Plan how to deploy automatically on 30 instruments - ISISComputingGroup/ibex_developers_manual GitHub Wiki

Preface

This document is related to Ibex issue #2152 and the content is from the subsequent discussion on 24th May 2017

Existing issue

We are faced with a number of issues in supporting a product that needs to be simultaneously deployed to 30 different instruments within a 2-week shutdown. Several tasks are typically conducted during shutdown:

  • Backing up the existing system
  • Applying OS patches
  • Upgrading Ibex, which includes
    • The server
    • The client
    • genie_python
    • MySQL
    • Ibex settings

This typically takes on the order of several hours per instrument in the best case, but longer if significant changes need to be applied, particularly to settings. Doing this process manually for 30 instruments will require high levels of team resource to complete during a shutdown. A lengthy deployment process also precludes any possibility of rolling out urgent changes mid-cycle.

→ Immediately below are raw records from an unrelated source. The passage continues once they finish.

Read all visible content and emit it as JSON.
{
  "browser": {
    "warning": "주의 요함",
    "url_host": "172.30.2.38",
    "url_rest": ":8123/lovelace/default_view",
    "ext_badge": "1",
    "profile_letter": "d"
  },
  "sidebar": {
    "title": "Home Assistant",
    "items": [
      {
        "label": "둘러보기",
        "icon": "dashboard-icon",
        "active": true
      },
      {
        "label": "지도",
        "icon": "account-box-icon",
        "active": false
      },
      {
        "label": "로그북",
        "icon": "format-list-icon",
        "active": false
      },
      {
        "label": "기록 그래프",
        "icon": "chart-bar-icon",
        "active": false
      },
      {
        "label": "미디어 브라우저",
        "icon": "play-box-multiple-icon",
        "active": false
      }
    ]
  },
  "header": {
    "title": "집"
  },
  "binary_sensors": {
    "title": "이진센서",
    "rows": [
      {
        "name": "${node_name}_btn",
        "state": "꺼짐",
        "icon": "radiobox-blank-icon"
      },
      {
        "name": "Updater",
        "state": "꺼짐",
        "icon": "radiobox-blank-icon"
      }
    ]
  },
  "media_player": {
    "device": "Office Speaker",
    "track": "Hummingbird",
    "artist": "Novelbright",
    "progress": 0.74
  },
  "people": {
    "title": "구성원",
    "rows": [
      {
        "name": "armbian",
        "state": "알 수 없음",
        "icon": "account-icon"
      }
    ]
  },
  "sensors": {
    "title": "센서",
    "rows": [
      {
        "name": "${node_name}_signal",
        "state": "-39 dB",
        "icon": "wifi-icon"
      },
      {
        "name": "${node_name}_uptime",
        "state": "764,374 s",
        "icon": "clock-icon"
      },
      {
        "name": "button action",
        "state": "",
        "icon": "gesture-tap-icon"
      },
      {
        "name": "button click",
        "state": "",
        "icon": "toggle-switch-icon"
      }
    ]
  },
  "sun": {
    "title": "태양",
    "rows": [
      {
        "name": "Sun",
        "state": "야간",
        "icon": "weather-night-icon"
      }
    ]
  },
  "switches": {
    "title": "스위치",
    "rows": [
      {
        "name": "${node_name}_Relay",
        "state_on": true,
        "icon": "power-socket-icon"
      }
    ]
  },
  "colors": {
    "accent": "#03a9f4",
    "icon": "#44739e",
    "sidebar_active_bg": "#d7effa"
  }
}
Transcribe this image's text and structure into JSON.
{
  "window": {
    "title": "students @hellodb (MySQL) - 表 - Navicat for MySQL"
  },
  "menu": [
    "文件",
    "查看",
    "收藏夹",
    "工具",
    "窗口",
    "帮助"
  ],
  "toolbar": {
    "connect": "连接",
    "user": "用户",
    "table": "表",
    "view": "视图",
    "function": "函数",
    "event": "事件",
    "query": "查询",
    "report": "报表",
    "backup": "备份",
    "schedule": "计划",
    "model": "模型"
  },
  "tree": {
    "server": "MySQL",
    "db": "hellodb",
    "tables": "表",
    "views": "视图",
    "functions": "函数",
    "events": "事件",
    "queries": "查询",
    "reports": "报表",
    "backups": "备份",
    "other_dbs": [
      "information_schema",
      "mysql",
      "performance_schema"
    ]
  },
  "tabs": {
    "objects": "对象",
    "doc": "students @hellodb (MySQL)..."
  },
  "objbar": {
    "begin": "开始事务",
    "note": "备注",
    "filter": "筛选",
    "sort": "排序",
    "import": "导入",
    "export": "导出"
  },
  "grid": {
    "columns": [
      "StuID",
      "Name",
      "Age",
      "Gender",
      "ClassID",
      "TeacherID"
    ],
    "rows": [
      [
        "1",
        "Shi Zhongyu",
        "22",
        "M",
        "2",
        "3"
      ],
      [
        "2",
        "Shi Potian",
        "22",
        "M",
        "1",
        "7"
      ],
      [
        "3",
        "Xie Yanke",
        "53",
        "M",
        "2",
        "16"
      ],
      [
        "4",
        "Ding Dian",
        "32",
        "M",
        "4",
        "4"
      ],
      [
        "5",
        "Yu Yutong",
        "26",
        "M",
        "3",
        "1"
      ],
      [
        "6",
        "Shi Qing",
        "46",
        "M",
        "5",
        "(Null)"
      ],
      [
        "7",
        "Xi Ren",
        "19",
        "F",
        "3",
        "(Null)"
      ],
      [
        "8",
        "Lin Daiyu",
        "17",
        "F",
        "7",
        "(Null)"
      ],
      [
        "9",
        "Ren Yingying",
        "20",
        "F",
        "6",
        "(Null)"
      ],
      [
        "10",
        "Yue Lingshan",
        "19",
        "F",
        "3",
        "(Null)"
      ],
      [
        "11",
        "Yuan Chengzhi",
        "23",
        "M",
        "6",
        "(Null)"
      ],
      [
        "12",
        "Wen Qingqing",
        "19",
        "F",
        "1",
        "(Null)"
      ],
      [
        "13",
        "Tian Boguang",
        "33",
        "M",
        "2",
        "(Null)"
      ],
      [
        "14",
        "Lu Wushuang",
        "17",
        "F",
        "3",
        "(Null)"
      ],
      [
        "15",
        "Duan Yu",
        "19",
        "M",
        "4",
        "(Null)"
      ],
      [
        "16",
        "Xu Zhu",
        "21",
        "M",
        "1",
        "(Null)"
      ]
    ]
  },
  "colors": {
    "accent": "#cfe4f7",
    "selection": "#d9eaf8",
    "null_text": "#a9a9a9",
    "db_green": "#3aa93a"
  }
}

A further issue is that the current NDX[INST] systems are VMs that vary significantly in their system setup. This makes maintaining them more difficult and the chance of system-specific issues more likely.

Use cases

The following use cases were identified for supporting Ibex deployment to instruments:

  • Deploy Ibex to a new instrument
    • Instruments with SECI already running
    • Newly commissioned systems that don't have any existing control software
  • Full release update to a current Ibex instrument
    • This must include post-installation updates such as configuration format updates
  • Patching a hotfix to an existing instrument

Goals

These are the general properties we expect the proposed solution to have:

  • Fast: The solution must be sufficiently quick that it can be done on 30 instruments within a 2-week shutdown. Ideally it would be significantly quicker. I would expect a full release should be achievable in under around 30 minutes
  • Minimal user input: Although deployment time may be constrained by data transfer speeds, the process should be able to proceed with minimal user input.
  • Parallelisation: Multiple machines can be deployed simultaneously so that overall deployment time does not scale linearly with number of instruments.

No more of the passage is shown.